"Сергей Николаевич Сергеев-Ценский. Кость в голове (Рассказ)" - читать интересную книгу автора

столбу - этого не было; скворешник на шесту - это тоже он завел. Значит,
думаю, птицу летную любит; худого в этом ничего не вижу. А козы-то живы ли?
Оказалось, целая корова на дворе стоит, жвачку жует, на меня смотрит,
пестрая, из немецких, корова достойная. Конечно, из козьего молока сметаны,
масла не сделаешь, а корова - это второе после дома бабье богатство: за
коровой она как за блиндажом сидит. Вижу, вообще добра у нее стало гораздо
против прежнего поболе, у этой Феньки, однако зла против нее большого не
имею, а как увидал через стеночку - колыбная такая, невысокая стеночка
вокруг двора, - что она и коз не продала, и козы наши прибретённые тут же из
хлевушка смотрят и уши наставили, я прямо в калитку к ним.
И вот теперь как хочешь, так меня и суди... Что мне в голову вошло? На
землю, на дом - это она, Фенька, купчую крепость сделала на свое имя, по
всей строгости закона, ну, а что же касается коз этих, то на чьи же они
деньги куплены? На мои кровные, кровью моей и поломами заработанные... И
поверить нельзя бы, чтобы я насчет этого не вспомнил, когда Фенькин муж,
солдат, пришел, а я даже и после того чуть не год цельный за коз своих и
думать забыл.

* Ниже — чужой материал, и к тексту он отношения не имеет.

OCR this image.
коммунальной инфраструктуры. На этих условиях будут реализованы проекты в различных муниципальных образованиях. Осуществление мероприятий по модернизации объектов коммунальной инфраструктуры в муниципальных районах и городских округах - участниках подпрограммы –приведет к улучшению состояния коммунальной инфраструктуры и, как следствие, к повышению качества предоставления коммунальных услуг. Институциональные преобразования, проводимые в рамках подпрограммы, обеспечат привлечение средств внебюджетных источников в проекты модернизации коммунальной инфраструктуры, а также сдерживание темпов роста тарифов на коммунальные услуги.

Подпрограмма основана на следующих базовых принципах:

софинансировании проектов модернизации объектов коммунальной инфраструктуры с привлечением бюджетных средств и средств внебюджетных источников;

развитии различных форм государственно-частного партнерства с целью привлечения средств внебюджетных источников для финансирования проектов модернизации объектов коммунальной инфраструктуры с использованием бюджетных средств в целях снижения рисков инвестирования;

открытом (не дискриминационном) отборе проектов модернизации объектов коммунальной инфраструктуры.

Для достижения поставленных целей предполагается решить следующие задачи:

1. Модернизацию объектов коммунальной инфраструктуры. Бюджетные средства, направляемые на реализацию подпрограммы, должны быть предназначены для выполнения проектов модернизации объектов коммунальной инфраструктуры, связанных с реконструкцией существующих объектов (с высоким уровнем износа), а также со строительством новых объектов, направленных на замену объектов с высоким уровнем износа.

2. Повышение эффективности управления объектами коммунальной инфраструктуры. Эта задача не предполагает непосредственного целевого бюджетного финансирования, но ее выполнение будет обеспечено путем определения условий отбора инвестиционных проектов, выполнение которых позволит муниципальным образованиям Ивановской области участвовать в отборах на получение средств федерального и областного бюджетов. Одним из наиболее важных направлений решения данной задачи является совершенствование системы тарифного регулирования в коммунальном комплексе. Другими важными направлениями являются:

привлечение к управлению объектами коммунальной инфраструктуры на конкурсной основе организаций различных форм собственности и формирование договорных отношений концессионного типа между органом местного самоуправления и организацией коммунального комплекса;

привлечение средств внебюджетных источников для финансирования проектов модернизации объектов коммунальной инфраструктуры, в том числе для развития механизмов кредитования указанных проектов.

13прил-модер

Вот какое у меня в голове тогда соображение было хмарное... А
в этот раз я смотрю - это же явственно козы мои: они ни в каких бумагах не
записанные, что, дескать, они Фенькины.
И стою я в козлятнике своем как ихний законный хозяин, и метится мне,
что свое добро должен я защищать штыком, как я уж теперь солдат-ополченец и
штык у меня на поясу висит.
А тут собачонка та, с хвостом обрубанным, увидала - чужой к ним во двор
залез, на меня кидается-брешет, и на брех этот Фенька выходит и прямо к
козлятнику. Она на меня глядит, а я на нее, а слов никаких подобрать не
могу. Конечно, кто крик всегда первый начинает? - баба. А что касается
мужчины, то он молчит. Так она и начала свой крик: "Ты кто такой? Тебе чего
тут? Ты откуда взялся?" Разное подобное. Я же ей на крик изъясняю теперь
спокойно: "Это я за своими козами двумя явился и сейчас их от тебя забираю".
Она же, стерва, луп-луп глазами своими, - да вдруг ко мне на шею:
"Павлуша!.. Это ты, Павлуша?" - и, значит, губами своими толстыми до моих
губ.
Вот же не будь этого, я бы, может, обошелся бы с кротостью, а меня,
главное, это в голову стукнуло: ульщает. И она же, правду буду говорить,
хотя баба, ну, такая баба, что мешки пятипудовые таскала она себе
безотказно, - откуда же у меня сила взялась ее повалить? Единственно,
значит, от прилития злости. Сшиб я ее наземь и давай ногами топтать. А
собачонка бесхвостая, Арапчик, она же вредная, все меня за коленки рвет и,
знай, брешет, а Фенька в голос, а две козы мои - те из хлевушка выскочили и
тоже мекают - блеют, - одним словом, шум большой поднялся, а на шум этот
двое матросов мимо шли - и к нам. Сейчас до меня: "На каком таком основании
женщину убиваешь?" А матросы, конечно, не хуже оба Гаврилкина-мясника.
Фенька же, стерва, как вскочит да к ним с рыданьем: "Убивал, будьте
свидетели, убивал, злодей!.. Кабы не вы подошли, до смерти убил бы... Я -
женщина одинокая, помощи некому было дать..." Ну, прочее подобное.
А из матросов один с лычками оказался, хорошо грамотный, и мою фамилию
записал и какой дружины, также и штык у меня с пояса снял. Я ему говорю: "Ты
права на то не имеешь". А он мне: "Вот мы сейчас с тобой в твою дружину
придем, там тебя, конечно, по головке погладят, а мне взбучки дадут..."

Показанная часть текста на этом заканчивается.